2006: David Gilmour released “Smile,” the third single from his third solo studio album, On an Island.

2011: Stevie Wonder was inducted into the Legends Hall of Fame at New York’s Apollo Theater, the same venue where he began his professional career at the age of 12 in 1962. Wonder performed during the theater’s annual spring gala that night alongside Paul Shaffer, Chick Corea, Doug E. Fresh, and Tony Bennett, who presented Wonder with the honor.

Birthdays Today

Uriel Jones, session drummer for Motown’s in-house studio band the Funk Brothers during the 1960s and early 1970s, who played on hits by artists such as Marvin Gaye, The Temptations, and Stevie Wonder, was born in Detroit, MI in 1934.

Bobby Freeman, soul and R&B singer, songwriter, and record producer known for his top 10 hits “Do You Want to Dance” and “C’mon and Swim,” was born in Alameda County, CA in 1940.

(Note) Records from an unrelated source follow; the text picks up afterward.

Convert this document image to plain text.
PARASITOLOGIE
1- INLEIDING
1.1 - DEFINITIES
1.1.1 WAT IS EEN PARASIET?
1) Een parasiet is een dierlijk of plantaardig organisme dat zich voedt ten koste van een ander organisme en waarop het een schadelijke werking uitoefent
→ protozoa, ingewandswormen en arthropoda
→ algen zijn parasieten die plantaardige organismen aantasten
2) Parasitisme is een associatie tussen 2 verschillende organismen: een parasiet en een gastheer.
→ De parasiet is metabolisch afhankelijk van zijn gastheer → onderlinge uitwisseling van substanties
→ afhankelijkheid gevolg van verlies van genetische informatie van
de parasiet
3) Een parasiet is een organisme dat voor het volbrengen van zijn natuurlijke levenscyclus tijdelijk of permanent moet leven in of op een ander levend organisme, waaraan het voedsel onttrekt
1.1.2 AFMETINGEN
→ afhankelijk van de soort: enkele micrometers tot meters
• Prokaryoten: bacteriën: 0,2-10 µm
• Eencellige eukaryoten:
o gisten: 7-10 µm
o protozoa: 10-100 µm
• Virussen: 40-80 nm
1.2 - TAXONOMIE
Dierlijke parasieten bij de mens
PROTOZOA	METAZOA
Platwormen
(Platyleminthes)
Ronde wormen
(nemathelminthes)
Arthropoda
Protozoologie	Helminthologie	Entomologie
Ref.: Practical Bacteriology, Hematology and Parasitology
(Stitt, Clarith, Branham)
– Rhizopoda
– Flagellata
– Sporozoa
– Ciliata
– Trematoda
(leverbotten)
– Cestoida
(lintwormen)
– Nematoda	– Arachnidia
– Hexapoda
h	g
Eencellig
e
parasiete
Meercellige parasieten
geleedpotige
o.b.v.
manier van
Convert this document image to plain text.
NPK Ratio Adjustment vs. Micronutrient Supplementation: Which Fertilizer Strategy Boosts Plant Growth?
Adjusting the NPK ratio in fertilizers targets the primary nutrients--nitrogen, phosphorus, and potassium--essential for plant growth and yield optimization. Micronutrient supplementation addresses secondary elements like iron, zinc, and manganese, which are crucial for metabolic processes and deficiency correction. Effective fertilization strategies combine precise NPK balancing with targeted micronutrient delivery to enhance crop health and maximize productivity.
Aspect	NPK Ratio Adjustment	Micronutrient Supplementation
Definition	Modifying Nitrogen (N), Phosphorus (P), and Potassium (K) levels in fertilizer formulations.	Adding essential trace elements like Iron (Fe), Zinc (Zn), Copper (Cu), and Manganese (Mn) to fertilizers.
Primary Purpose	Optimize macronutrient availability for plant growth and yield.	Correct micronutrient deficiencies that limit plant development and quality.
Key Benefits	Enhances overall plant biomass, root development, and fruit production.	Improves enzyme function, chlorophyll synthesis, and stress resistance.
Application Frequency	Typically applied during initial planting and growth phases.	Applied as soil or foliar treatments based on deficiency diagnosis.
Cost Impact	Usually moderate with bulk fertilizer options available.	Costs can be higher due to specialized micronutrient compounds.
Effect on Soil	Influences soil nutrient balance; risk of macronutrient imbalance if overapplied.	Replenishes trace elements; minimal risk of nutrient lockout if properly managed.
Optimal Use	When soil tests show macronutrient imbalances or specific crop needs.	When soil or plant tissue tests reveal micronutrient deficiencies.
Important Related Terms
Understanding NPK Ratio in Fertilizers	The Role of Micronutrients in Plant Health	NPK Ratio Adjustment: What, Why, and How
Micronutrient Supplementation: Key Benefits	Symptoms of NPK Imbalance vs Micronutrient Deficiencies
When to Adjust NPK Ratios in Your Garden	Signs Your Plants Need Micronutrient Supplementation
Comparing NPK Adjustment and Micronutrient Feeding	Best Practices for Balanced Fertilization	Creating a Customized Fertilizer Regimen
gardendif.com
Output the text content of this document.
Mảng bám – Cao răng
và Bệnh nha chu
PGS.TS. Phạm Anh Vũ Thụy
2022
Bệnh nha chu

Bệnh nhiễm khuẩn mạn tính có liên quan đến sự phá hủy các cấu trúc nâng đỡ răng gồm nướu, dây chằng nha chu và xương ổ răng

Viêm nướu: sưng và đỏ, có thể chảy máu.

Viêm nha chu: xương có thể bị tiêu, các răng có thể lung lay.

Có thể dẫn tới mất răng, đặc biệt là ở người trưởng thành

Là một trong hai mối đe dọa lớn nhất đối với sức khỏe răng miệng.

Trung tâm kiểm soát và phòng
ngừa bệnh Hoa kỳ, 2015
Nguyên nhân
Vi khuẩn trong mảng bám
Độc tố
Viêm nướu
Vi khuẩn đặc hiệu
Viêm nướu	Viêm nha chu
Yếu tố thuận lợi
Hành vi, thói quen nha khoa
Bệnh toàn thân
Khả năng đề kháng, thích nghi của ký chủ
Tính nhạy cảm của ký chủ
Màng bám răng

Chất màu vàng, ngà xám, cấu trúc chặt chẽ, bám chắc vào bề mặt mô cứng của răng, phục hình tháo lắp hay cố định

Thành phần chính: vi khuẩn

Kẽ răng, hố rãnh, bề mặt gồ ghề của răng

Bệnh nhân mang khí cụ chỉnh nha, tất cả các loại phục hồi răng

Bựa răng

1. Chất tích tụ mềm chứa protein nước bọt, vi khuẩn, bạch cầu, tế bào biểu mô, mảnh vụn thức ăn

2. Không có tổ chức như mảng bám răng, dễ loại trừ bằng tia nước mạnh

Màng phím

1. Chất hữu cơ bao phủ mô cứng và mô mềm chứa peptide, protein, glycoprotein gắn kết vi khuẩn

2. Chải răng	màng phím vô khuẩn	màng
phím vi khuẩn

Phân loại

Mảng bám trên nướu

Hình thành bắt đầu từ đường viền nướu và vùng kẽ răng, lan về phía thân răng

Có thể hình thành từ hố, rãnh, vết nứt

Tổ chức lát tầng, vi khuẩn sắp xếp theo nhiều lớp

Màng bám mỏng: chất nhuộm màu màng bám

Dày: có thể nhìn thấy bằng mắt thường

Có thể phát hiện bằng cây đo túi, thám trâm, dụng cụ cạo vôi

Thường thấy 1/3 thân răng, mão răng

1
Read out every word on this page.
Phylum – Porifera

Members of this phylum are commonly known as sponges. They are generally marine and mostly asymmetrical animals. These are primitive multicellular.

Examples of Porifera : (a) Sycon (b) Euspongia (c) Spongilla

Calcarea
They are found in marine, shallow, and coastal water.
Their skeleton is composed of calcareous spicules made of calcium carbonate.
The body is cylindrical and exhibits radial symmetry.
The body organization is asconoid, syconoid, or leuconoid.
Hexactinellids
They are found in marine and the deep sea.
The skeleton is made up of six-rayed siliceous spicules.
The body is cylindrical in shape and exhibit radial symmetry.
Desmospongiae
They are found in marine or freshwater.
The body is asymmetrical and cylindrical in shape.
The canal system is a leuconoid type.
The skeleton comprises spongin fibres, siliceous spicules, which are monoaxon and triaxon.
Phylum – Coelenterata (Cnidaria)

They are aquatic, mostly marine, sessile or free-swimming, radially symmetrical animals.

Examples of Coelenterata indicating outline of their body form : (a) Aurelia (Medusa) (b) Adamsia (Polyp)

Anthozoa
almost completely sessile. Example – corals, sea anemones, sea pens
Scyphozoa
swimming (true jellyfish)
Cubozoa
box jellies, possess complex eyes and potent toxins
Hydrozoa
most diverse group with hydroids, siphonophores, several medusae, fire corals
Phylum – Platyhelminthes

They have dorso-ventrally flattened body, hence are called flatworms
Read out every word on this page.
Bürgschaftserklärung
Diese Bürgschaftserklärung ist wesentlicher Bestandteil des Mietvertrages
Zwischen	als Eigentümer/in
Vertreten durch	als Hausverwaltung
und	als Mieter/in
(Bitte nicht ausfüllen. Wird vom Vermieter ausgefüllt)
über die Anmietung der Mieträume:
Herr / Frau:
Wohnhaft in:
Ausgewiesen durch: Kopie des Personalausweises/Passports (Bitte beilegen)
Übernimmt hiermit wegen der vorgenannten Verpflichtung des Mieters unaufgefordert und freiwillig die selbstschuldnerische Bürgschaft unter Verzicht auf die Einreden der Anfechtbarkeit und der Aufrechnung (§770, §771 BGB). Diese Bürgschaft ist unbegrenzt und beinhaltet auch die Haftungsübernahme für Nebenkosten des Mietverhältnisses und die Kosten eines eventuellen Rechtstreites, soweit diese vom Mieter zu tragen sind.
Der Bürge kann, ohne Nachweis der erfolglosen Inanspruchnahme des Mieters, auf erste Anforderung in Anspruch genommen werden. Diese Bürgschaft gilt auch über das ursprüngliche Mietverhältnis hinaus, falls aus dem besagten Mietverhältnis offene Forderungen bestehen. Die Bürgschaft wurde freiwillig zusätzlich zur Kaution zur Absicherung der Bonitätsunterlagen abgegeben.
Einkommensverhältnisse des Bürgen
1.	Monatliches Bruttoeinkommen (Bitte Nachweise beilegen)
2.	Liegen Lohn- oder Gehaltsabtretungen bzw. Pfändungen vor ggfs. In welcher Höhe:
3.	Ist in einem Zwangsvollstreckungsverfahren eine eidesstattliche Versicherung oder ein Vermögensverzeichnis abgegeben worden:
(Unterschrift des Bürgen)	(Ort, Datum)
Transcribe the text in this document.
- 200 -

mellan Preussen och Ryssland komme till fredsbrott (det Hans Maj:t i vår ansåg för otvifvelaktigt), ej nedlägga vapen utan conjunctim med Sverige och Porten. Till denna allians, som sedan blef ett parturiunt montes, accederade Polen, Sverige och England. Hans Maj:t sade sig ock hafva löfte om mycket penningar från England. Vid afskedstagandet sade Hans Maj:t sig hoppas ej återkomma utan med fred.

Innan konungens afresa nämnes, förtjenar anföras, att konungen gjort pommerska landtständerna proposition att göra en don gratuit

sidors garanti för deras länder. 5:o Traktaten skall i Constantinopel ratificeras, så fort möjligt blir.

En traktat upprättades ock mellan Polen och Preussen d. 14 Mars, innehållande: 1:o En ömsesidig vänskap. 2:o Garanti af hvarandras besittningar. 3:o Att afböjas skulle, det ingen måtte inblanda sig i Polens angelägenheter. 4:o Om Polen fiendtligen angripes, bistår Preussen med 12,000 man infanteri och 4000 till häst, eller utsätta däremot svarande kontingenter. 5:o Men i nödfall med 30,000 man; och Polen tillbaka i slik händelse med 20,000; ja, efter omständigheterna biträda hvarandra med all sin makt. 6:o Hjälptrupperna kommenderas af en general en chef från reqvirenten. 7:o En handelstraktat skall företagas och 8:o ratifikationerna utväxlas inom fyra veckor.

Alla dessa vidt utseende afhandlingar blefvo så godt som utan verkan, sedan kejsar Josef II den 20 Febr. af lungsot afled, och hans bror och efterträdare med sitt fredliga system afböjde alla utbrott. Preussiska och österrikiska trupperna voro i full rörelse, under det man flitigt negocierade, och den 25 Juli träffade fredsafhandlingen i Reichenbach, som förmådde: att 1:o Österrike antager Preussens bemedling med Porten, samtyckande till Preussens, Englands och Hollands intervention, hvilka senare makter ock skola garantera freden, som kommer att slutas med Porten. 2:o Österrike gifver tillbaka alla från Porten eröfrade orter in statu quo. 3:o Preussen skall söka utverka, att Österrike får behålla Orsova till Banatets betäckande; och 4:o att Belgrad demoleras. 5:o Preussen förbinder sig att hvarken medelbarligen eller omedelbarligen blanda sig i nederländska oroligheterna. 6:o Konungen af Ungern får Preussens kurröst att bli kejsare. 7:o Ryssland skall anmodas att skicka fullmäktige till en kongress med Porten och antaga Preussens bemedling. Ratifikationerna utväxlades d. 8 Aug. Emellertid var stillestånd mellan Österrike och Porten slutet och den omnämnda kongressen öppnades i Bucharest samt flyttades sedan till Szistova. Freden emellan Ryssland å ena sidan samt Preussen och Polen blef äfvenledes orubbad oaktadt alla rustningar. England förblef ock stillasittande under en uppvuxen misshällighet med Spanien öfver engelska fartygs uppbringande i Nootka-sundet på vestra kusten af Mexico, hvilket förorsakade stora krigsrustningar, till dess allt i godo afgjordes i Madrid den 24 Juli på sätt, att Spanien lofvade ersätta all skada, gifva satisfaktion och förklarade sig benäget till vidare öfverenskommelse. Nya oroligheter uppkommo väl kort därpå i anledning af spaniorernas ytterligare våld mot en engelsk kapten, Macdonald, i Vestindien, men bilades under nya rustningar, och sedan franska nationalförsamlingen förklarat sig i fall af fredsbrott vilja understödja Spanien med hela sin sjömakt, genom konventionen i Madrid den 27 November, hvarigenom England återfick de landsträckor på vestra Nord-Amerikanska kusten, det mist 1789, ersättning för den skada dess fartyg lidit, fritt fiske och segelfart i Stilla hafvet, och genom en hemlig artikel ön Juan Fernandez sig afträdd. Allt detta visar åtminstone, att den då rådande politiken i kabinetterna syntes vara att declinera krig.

Marv Tarplin, guitarist, songwriter, and member of the Miracles from the 1950s through the early 1970s, who co-wrote several of the group’s biggest hits, was born in Atlanta, GA in 1941.

James Carr, R&B and soul singer, was born in Coahoma, MS in 1942.

Arlester “Dyke” Christian, leader of funk band Dyke and the Blazers, was born in Buffalo, NY in 1943.

Paul Buckmaster, musician, arranger, conductor, and composer best known for his orchestral collaborations with David Bowie, Shawn Phillips, Elton John, Harry Nilsson, The Rolling Stones, Carly Simon, Leonard Cohen, Miles Davis, the Grateful Dead, and many others, was born in London, England in 1946.

John Kahn, session bassist for several performers including Mike Bloomfield, Nick Gravenites, Mississippi Fred McDowell, John Lee Hooker, Brewer & Shipley, Tom Fogerty, Maria Muldaur, Al Kooper, Jackie DeShannon, and Otis Rush and Jerry Garcia’s principal musical collaborator outside of the Grateful Dead, was born in Memphis, TN in 1947.

Dennis Locorriere, songwriter, guitarist, session musician, solo artist, and former lead singer of Dr. Hook and the Medicine Show, was born in Union City, NJ in 1949.

Howard Leese, guitarist, record producer, musical director, solo artist, and member of Heart, The Paul Rodgers Band, and Bad Company, was born in Hollywood, CA in 1951.

Jorge Santana, guitarist, solo artist, member of Malo, and brother of Carlos Santana, was born in Autlán de Navarro, Jalisco, Mexico in 1951.

Rolf Brendel, drummer and founding member of Nena, was born in Hagen, Germany in 1957.

Rivers Cuomo, lead vocalist, guitarist, and songwriter for Weezer, was born in Manhattan, NY in 1970.